July 20, 2009

Review by Emme Devonish

MILK CHIP MONDAY
by Julie Otten

Pavement Saw Press
P.O. Box 6291
Columbus, OH 43206
ISBN 1-886350-64-7
2006, 84pp., $12.00
www.pavementsaw.org

Julie Otten’s Milk Chip Monday tracks a girl’s life from adolescence to womanhood. Her long narrative poems resemble diary entries. The verses are marked with direct, graphic language, which leaves lasting impressions.

Otten grew up in Springfield, Ohio, spent six years in New York then returned to live in Columbus where she teaches English. Milk Chip Monday is her second full-length book.

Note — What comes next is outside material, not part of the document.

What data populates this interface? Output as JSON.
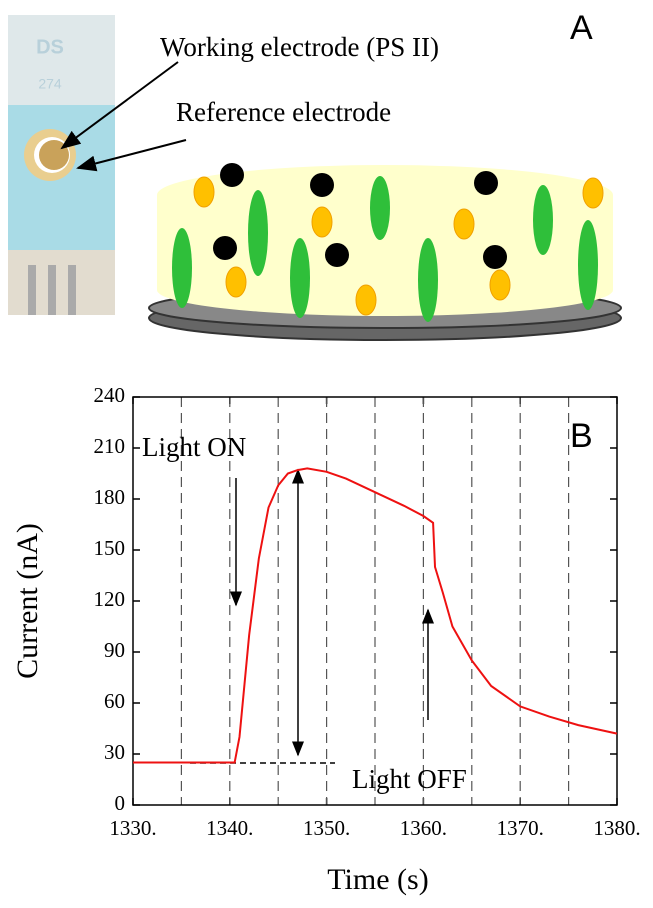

Otten’s work inundates the reader with American pop culture references from the 1970s through the present. For example, some of the poems are named after Hollywood icons whether real or fictional: “The Death of Andy Gibb,” “The Death of Keith Partridge,” “The Death of Sean Cassidy,” and “Me and Mo and Julie McCoy.”

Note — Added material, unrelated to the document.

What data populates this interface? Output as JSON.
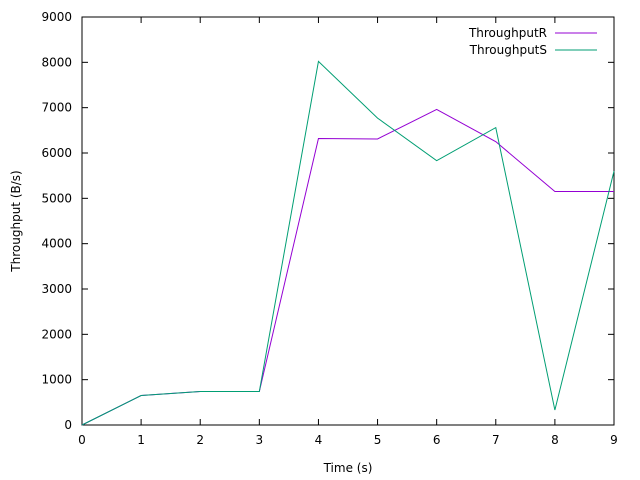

Almost all of the other poems contain some reference to celebrities such as Marie Osmond, Jane Seymour, Kristie McNichol, Mia Farrow, Roman Polanski, etc. These endless references to Hollywood stars, even in “Alyce’s Hair,” do not mask the deep-seated pain of the narrator’s life. The rage of the narrator’s voice is consistent throughout the book as the poems reveal an upbringing overshadowed with sexual and physical abuse.